- Hard to Die VHS cover
- Directed by: Jim Wynorski
- Written by: Mark Thomas McGee James B. Rogers
- Produced by: Jim Wynorski
- Starring: Gail Harris Melissa Moore Bridget Carney Karen Mayo-Chandler Peter Spellos Debra Dare
- Cinematography: Jürgen Baum
- Music by: Chuck Cirino
- Production company: Miracle Pictures
- Distributed by: New Horizons Home Video
- Release date: 1990;
- Running time: 77 minutes
- Country: United States
- Language: English

= Sorority House Massacre III: Hard to Die =

Sorority House Massacre III: Hard to Die (also known as Tower of Terror or simply Hard to Die) is a 1990 American slasher film written by Mark Thomas McGee and James B. Rogers, directed by Jim Wynorski, and starring Gail Harris and Melissa Moore. The film features a similar storyline and many of the same actresses from its predecessor, and Wynorski's previous film Sorority House Massacre II, of which Hard to Die is essentially a remake.

The film was released direct-to-video in 1990, but it was released theatrically in 1992 under the name Tower of Terror and received an NC-17 rating. A sequel, titled Sorority House Massacre: The Final Exam, wrapped production in February 2002, but remains an unreleased film to this day.

==Plot==
A group of women are trapped in a deserted skyscraper, with a crazed killer at their heels.

==Cast==
- Gail Harris as Linda Dawn Grant (credited as Robyn Harris)
- Karen Mayo-Chandler as Diana (credited as Lindsay Taylor)
- Deborah Dutch as Jackie Cassidy (credited as Debra Dare)
- Melissa Moore as Jessica "Tess"
- Bridget Carney as Candy Shayne
- Toni Naples as Sergeant Phyllis Shawlee (credited as Karen Chorak)
- Jürgen Baum as Lieutenant Mike Block
- Bob Sheridan as Cop In Lobby
- Monique Gabrielle as Fifi Latour (credited as Carolet Girard)
- Peter Spellos as Orville Ketchum
- Don Key as Brad Plympton
- Forrest J Ackerman as Dr. Ed Newton
- James B. Rogers as Messenger (credited as J.B. Rogers)
- Domonic Muir as Larry Bronkowski
- Eric Baum as Agent
- Amelia Sheridan as Helga
- Don Peterson as Husband
- Kelli Maroney as Wife (credited as D. Mason Keener)
- Greg Lauoi as Cameraman
- Cirsten Weldon as Agent's Girlfriend
- Ronald V. Borst as Pedestrian
- Jim Wynorski as Director (uncredited)

==Production==
Jim Wynorski had made the previous film for Julie Corman, which was called Sorority House Massacre II. Corman's husband Roger wanted Wynorski to remake it, using the same story and cast. Wynorski says: "When Roger Corman saw what I did for his wife in just seven days, he wanted me to do the same for him".
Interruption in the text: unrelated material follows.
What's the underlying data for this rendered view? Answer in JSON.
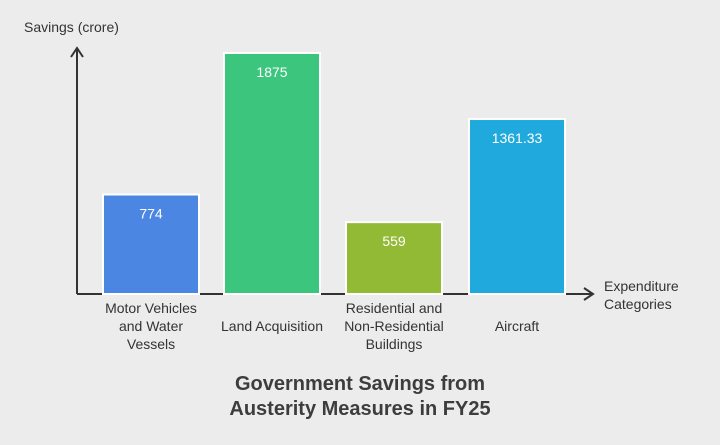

Corman wanted to re-use the sets that had just been used for Corporate Affairs (1990), which consisted of a reception area and a few suites. According to Mark Thomas McGee, who was hired to work on the script:

This change in locale presented Jim and I with a problem—how to get the women out of their clothes and into their underwear. Try to imagine someone like David Lean or William Wyler wrestling with a dilemma like this. Not that women would ever run around in their underwear regardless of the location, but it was a little easier to swallow when they were in a sorority house. I asked Jim if it would be too much of a problem to redress the reception area to make it seem like we're on different levels of a high rise instead of a single level office. Jim liked that idea because it opened up all sorts of possibilities for us. It not only gave the ladies more room to run and hide from the killer, it also meant (and this was the genius of the stroke) that they could discover a lingerie company on another level. The sequence where these ladies become so excited when they discover these frilly and sexy undergarments (and just can't wait to try them on) is as ridiculous and infantile as anything you can imagine. But half-naked women is just about all that a film like this has to offer.
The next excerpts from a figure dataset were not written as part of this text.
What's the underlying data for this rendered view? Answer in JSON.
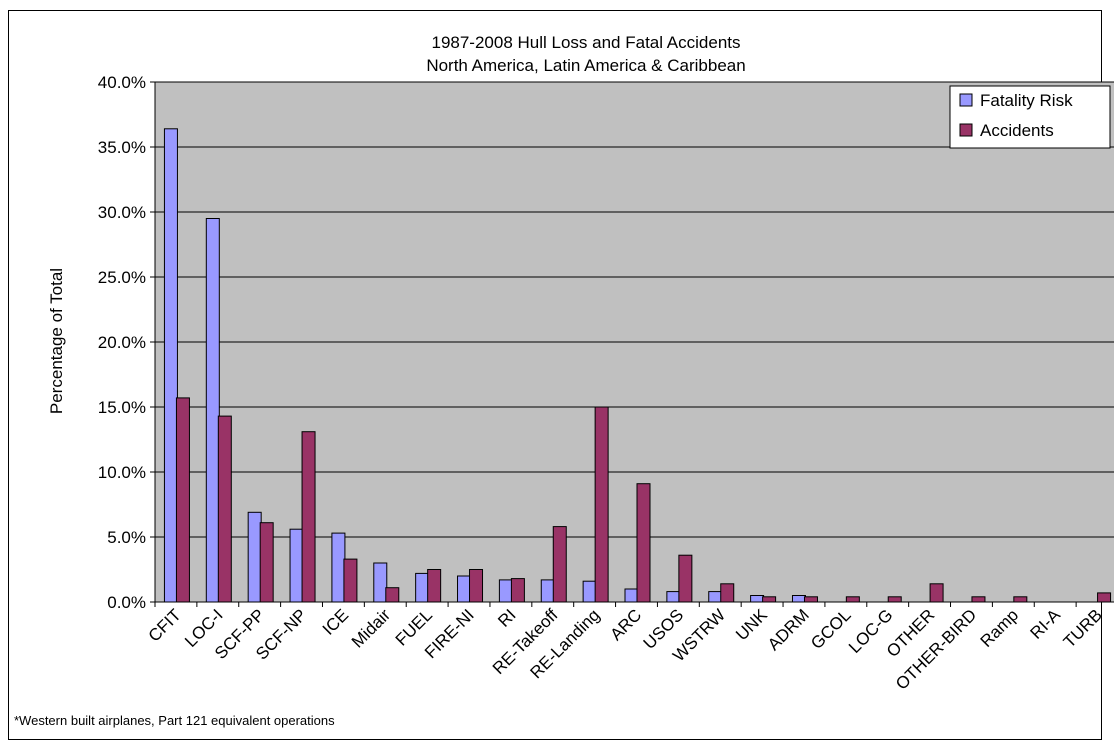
{
  "chart_data": {
    "type": "bar",
    "title": "1987-2008 Hull Loss and Fatal Accidents",
    "subtitle": "North America,  Latin America & Caribbean",
    "ylabel": "Percentage of Total",
    "xlabel": "",
    "footnote": "*Western built airplanes, Part 121 equivalent operations",
    "ylim": [
      0,
      40
    ],
    "yticks": [
      "0.0%",
      "5.0%",
      "10.0%",
      "15.0%",
      "20.0%",
      "25.0%",
      "30.0%",
      "35.0%",
      "40.0%"
    ],
    "grid": true,
    "legend_position": "top-right",
    "categories": [
      "CFIT",
      "LOC-I",
      "SCF-PP",
      "SCF-NP",
      "ICE",
      "Midair",
      "FUEL",
      "FIRE-NI",
      "RI",
      "RE-Takeoff",
      "RE-Landing",
      "ARC",
      "USOS",
      "WSTRW",
      "UNK",
      "ADRM",
      "GCOL",
      "LOC-G",
      "OTHER",
      "OTHER-BIRD",
      "Ramp",
      "RI-A",
      "TURB"
    ],
    "series": [
      {
        "name": "Fatality Risk",
        "color": "#9999ff",
        "values": [
          36.4,
          29.5,
          6.9,
          5.6,
          5.3,
          3.0,
          2.2,
          2.0,
          1.7,
          1.7,
          1.6,
          1.0,
          0.8,
          0.8,
          0.5,
          0.5,
          0.0,
          0.0,
          0.0,
          0.0,
          0.0,
          0.0,
          0.0
        ]
      },
      {
        "name": "Accidents",
        "color": "#993366",
        "values": [
          15.7,
          14.3,
          6.1,
          13.1,
          3.3,
          1.1,
          2.5,
          2.5,
          1.8,
          5.8,
          15.0,
          9.1,
          3.6,
          1.4,
          0.4,
          0.4,
          0.4,
          0.4,
          1.4,
          0.4,
          0.4,
          0.0,
          0.7
        ]
      }
    ],
    "plot_background": "#c0c0c0"
  }
}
McGee said that he had a week to write a script. He spent five days going in a different direction, but then realised Corman genuinely wanted a true remake, and spent two days redrafting.
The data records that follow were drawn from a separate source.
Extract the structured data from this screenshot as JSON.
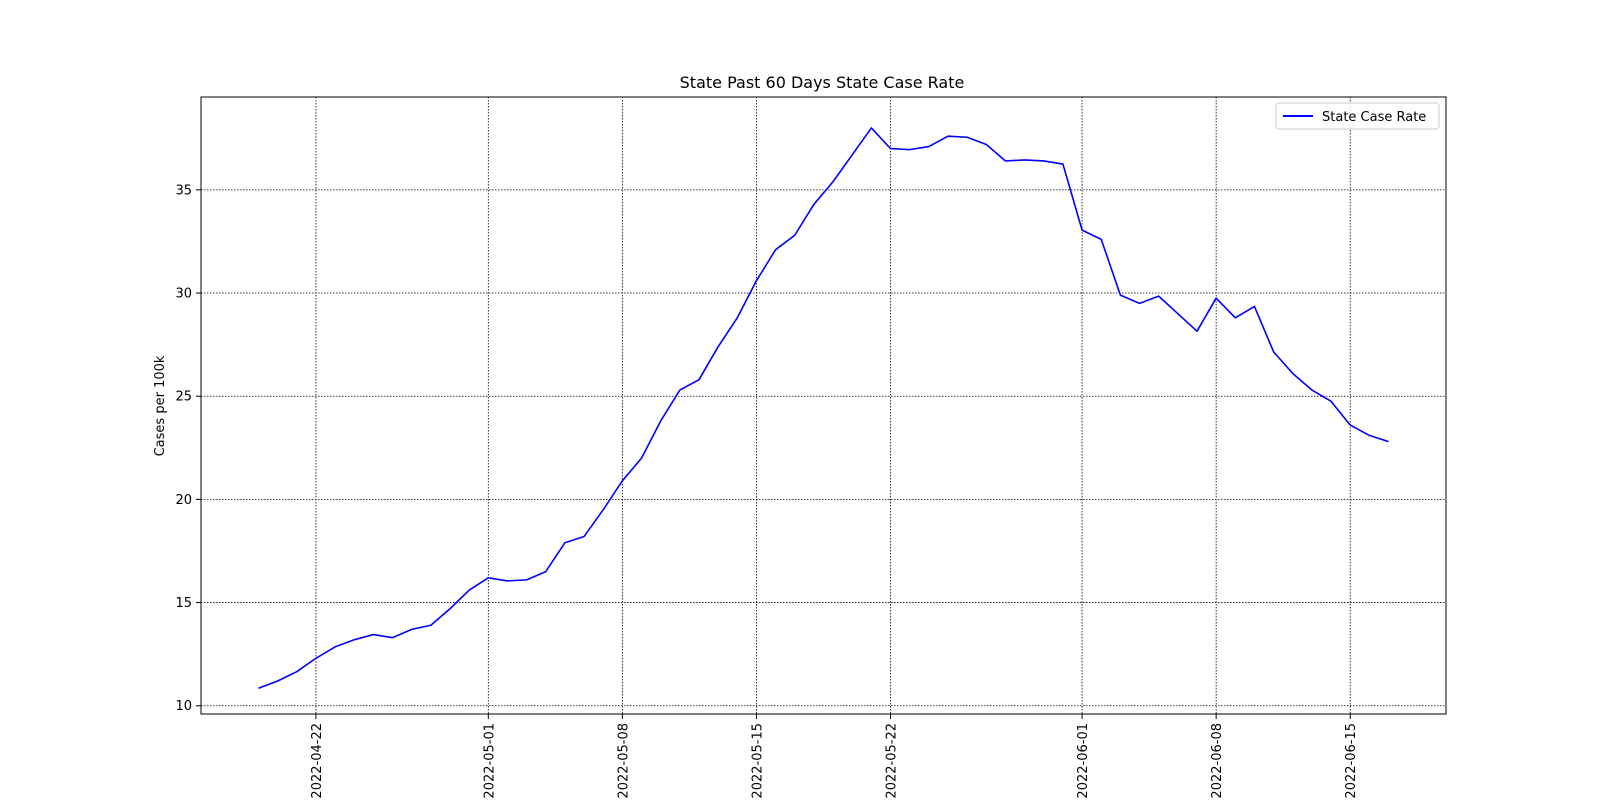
{
  "chart_data": {
    "type": "line",
    "title": "State Past  60 Days State Case Rate",
    "xlabel": "",
    "ylabel": "Cases per 100k",
    "x_axis_type": "date",
    "xlim": [
      "2022-04-16",
      "2022-06-20"
    ],
    "ylim": [
      9.6,
      39.5
    ],
    "x_ticks": [
      "2022-04-22",
      "2022-05-01",
      "2022-05-08",
      "2022-05-15",
      "2022-05-22",
      "2022-06-01",
      "2022-06-08",
      "2022-06-15"
    ],
    "y_ticks": [
      10,
      15,
      20,
      25,
      30,
      35
    ],
    "grid": true,
    "grid_style": "dotted",
    "legend_position": "top-right",
    "series": [
      {
        "name": "State Case Rate",
        "color": "#0000ff",
        "x": [
          "2022-04-19",
          "2022-04-20",
          "2022-04-21",
          "2022-04-22",
          "2022-04-23",
          "2022-04-24",
          "2022-04-25",
          "2022-04-26",
          "2022-04-27",
          "2022-04-28",
          "2022-04-29",
          "2022-04-30",
          "2022-05-01",
          "2022-05-02",
          "2022-05-03",
          "2022-05-04",
          "2022-05-05",
          "2022-05-06",
          "2022-05-07",
          "2022-05-08",
          "2022-05-09",
          "2022-05-10",
          "2022-05-11",
          "2022-05-12",
          "2022-05-13",
          "2022-05-14",
          "2022-05-15",
          "2022-05-16",
          "2022-05-17",
          "2022-05-18",
          "2022-05-19",
          "2022-05-20",
          "2022-05-21",
          "2022-05-22",
          "2022-05-23",
          "2022-05-24",
          "2022-05-25",
          "2022-05-26",
          "2022-05-27",
          "2022-05-28",
          "2022-05-29",
          "2022-05-30",
          "2022-05-31",
          "2022-06-01",
          "2022-06-02",
          "2022-06-03",
          "2022-06-04",
          "2022-06-05",
          "2022-06-06",
          "2022-06-07",
          "2022-06-08",
          "2022-06-09",
          "2022-06-10",
          "2022-06-11",
          "2022-06-12",
          "2022-06-13",
          "2022-06-14",
          "2022-06-15",
          "2022-06-16",
          "2022-06-17"
        ],
        "values": [
          10.85,
          11.2,
          11.65,
          12.3,
          12.85,
          13.2,
          13.45,
          13.3,
          13.7,
          13.9,
          14.7,
          15.6,
          16.2,
          16.05,
          16.1,
          16.5,
          17.9,
          18.2,
          19.5,
          20.9,
          22.0,
          23.8,
          25.3,
          25.8,
          27.4,
          28.8,
          30.6,
          32.1,
          32.8,
          34.3,
          35.4,
          36.7,
          38.0,
          37.0,
          36.95,
          37.1,
          37.6,
          37.55,
          37.2,
          36.4,
          36.45,
          36.4,
          36.25,
          33.05,
          32.6,
          29.9,
          29.5,
          29.85,
          29.0,
          28.15,
          29.75,
          28.8,
          29.35,
          27.15,
          26.1,
          25.3,
          24.75,
          23.6,
          23.1,
          22.8
        ]
      }
    ]
  }
}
Wynorski says with the film: "I took Orville's hardships to even further extremes".

The film is alternatively known as Tower of Terror.

==Unreleased sequel==
A fourth Sorority House Massacre film began production in 2001 and wrapped principal photography in February 2002. The film had changed the name to Final Exam in August. The film was scheduled for release in 2007 on DVD under another new title The Legacy, but Roger Corman's Concorde Pictures closed up shop and the film was never released. In March 2015, Jim Wynorski released a poster for the film on his official Facebook page with the title Sorority House Massacre: The Final Exam. As of December 2022, it is unknown as to whether or not the film will ever be released. Sam Phillips, who portrayed a fictionalised version of herself in the film, reprised her role in Cheerleader Massacre, a direct sequel to The Slumber Party Massacre.